General Johnston not only signally failed in the Fabian policy, but, unfortunately, declined to act the part of Scipio Africanus, at Dalton, in the early Spring of 1864.
History records the deeds of this famed warrior who, whilst the Carthagenians were still warring in Italy, aroused the Roman pride, gathered together his legions, moved to the rear of the enemy, transferred the war into Africa, forced the recall of Hannibal, routed his Army in battle, placed Carthage at his feet, and brought security and prosperity to his countrymen. Arnold, in his History of Rome, gives a lengthy and interesting description of this bold and brilliant move, and of the victories which followed. Plutarch condenses the whole into these few words: “After Scipio was gone over into Africa, an account was soon brought to Rome of his glorious and wonderful achievements. This account was followed by rich spoils which confirmed it. A Numidian king was taken prisoner; two camps were burned and destroyed, and in them a vast number of men, arms and horses; and the Carthagenians sent orders to Hannibal to quit his fruitless hopes in Italy, and [316] return home to defend his own country. * * Soon after, Scipio defeated Hannibal in a pitched battle, pulled down the pride of Carthage, and trod it under foot. This afforded the Romans a pleasure beyond all their hopes, and restored a firmness to their empire, which had been shaken by so many tempests.”

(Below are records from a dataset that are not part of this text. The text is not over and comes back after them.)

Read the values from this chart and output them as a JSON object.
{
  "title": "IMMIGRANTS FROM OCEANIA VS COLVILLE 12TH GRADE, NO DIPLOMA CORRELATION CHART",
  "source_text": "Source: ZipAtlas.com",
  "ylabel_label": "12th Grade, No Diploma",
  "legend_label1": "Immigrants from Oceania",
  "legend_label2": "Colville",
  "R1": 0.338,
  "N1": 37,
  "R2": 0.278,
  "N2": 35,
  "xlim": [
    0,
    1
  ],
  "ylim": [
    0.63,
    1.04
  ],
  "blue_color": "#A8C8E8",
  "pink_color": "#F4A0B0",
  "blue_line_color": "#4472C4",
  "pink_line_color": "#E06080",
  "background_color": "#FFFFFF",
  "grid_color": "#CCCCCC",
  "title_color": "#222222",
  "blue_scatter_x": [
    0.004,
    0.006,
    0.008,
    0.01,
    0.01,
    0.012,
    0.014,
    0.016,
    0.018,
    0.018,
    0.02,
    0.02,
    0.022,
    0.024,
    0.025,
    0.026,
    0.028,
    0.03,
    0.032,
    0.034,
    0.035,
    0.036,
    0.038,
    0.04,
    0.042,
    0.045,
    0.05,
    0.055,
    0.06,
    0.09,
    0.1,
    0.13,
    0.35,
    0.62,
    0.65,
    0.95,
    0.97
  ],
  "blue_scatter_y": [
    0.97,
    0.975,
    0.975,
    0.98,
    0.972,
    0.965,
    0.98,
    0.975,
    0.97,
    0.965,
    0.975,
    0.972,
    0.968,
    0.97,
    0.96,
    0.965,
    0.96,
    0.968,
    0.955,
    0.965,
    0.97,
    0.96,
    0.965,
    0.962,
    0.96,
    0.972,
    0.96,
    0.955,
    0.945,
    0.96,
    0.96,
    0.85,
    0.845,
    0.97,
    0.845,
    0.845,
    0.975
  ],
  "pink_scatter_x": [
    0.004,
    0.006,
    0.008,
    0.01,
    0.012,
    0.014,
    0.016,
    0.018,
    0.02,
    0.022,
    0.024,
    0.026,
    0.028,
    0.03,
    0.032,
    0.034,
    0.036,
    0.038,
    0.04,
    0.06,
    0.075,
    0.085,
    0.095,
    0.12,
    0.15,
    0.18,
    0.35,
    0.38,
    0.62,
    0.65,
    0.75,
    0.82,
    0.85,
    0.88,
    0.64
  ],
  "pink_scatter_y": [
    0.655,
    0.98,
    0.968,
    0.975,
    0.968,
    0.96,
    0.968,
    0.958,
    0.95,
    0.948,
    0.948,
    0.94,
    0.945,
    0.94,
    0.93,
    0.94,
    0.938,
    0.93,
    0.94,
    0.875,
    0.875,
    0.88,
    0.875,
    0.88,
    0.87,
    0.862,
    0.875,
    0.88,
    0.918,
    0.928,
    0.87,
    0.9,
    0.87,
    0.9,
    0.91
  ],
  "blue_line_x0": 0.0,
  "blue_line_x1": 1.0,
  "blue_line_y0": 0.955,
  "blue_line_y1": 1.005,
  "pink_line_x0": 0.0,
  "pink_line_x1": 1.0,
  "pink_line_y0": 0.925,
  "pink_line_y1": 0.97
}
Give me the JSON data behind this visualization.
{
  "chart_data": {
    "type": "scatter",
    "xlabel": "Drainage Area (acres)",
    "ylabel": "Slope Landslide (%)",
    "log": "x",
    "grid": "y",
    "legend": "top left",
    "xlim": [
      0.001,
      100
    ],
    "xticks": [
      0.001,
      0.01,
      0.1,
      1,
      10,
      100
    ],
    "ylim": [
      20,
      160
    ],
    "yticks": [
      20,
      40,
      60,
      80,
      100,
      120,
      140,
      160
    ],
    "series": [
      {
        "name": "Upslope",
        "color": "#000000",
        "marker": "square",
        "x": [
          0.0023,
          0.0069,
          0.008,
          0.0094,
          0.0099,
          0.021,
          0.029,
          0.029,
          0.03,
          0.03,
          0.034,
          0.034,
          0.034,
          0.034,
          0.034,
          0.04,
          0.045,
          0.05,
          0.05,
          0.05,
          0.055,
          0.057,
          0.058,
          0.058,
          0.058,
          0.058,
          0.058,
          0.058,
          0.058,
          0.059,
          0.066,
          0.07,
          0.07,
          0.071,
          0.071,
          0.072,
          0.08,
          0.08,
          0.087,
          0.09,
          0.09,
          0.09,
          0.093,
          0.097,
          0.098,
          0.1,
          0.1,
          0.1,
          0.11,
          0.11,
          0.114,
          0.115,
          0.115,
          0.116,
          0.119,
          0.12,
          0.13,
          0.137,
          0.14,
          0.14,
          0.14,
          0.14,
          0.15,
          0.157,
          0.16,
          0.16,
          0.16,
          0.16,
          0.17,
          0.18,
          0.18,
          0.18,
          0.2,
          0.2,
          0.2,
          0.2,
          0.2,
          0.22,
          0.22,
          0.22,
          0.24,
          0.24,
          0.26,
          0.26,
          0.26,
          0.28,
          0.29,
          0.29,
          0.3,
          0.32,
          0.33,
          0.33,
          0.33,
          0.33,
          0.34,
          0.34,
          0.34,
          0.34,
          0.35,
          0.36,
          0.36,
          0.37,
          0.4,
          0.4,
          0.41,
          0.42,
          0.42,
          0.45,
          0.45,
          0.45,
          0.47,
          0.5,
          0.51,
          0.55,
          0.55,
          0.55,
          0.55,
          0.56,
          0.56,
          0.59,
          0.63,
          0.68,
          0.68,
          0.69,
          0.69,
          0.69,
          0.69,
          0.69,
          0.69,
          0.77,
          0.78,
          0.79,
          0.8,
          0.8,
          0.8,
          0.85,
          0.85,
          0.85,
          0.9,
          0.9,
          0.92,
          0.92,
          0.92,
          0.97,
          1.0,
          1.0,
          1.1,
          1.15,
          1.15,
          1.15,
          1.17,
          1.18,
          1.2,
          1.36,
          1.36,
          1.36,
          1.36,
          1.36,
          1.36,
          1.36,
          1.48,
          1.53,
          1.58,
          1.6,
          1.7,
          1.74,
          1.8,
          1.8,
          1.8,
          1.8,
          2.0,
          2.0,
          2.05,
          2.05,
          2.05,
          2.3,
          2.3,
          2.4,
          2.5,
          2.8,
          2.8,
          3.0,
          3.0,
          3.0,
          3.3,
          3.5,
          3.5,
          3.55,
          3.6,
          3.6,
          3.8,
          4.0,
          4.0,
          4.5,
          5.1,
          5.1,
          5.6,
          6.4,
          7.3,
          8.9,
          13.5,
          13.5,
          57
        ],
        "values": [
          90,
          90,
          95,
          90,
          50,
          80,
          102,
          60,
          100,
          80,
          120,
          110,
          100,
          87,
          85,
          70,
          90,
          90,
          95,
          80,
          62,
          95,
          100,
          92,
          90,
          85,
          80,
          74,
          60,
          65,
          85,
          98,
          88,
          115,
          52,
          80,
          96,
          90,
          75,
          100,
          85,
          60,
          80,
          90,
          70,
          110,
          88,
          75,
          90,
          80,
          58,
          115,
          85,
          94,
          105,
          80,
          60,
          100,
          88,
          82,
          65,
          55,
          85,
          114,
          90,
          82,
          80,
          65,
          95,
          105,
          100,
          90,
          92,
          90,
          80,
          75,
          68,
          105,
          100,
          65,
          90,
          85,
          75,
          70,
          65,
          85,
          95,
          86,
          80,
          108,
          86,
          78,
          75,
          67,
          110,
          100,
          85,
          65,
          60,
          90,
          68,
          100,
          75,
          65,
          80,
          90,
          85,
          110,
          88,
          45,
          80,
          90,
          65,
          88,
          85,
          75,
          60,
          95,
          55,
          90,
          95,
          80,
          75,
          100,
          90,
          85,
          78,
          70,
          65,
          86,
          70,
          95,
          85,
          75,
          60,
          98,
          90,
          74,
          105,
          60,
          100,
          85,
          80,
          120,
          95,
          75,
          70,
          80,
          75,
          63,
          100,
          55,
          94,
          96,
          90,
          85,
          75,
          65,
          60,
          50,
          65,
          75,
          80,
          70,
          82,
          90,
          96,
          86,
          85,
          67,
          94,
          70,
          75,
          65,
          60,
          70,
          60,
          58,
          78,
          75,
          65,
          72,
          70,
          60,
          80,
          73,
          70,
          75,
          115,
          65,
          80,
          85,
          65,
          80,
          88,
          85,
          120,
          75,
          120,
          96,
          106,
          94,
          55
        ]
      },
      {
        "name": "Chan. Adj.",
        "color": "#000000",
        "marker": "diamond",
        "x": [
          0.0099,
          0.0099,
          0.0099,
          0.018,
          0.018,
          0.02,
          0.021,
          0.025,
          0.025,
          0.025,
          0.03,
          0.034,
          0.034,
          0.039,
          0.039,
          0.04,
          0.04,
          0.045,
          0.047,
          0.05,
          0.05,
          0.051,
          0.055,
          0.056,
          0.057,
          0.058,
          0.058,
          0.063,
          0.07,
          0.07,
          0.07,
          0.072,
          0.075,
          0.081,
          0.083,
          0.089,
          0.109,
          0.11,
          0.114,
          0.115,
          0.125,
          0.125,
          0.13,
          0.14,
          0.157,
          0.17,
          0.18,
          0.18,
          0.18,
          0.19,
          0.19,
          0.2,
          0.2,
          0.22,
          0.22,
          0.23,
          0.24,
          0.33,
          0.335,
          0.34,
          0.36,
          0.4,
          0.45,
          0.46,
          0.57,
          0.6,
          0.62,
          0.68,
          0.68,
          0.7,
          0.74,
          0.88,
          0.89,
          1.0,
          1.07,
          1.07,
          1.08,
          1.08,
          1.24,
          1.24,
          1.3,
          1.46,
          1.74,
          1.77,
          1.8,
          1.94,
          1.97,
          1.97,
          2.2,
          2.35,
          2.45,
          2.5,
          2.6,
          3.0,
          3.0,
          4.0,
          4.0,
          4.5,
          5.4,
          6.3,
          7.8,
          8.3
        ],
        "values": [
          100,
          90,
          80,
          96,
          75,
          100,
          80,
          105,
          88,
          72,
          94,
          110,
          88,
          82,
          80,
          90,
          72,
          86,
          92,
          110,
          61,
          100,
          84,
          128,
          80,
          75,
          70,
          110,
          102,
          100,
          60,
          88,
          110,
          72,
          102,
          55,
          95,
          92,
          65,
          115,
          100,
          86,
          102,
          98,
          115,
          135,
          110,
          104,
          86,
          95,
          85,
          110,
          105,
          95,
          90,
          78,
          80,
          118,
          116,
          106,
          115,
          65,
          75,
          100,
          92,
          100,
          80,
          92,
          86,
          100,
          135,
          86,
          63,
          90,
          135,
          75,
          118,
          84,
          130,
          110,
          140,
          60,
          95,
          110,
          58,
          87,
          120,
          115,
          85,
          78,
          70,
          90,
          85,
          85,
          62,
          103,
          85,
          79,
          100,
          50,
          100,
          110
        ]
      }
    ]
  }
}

Since General Johnston failed to practice the art of war in accordance with the principles either of Fabius Maximus or of Scipio Africanus, and since he fought not a single general battle during the entire war of Secession, what just claim has he to generalship? A man may be learned in anatomy, and perfect in the theory of surgery; he may be able to thoroughly describe the manner in which the most difficult operation should be performed, but may never have possessed sufficient nerve to undertake even one operation in which serious risk was involved, and thus give life to his theories by practical work. Who would employ a surgeon who had never used the knife? Furthermore, who could, under the circumstances, declare him with reason an eminent man in his profession? Ruskin can, probably, better describe a painting than any artist of ancient or modern times. His gorgeous descriptions attracted the attention of the world to the wonderful genius of Turner; but who would venture to assert that he himself was a great painter, when he has perhaps never used the brush? Thus it is as it should be: no man is justly entitled to be considered a great General, unless he has won his spurs. Had General Johnston possessed the requisite spirit and boldness to seize the various chances for victory, which were offered him, he never would have allowed General Sherman to push him back one hundred miles in sixty-six days, from one mountain stronghold to another, down into the very heart of the Confederacy.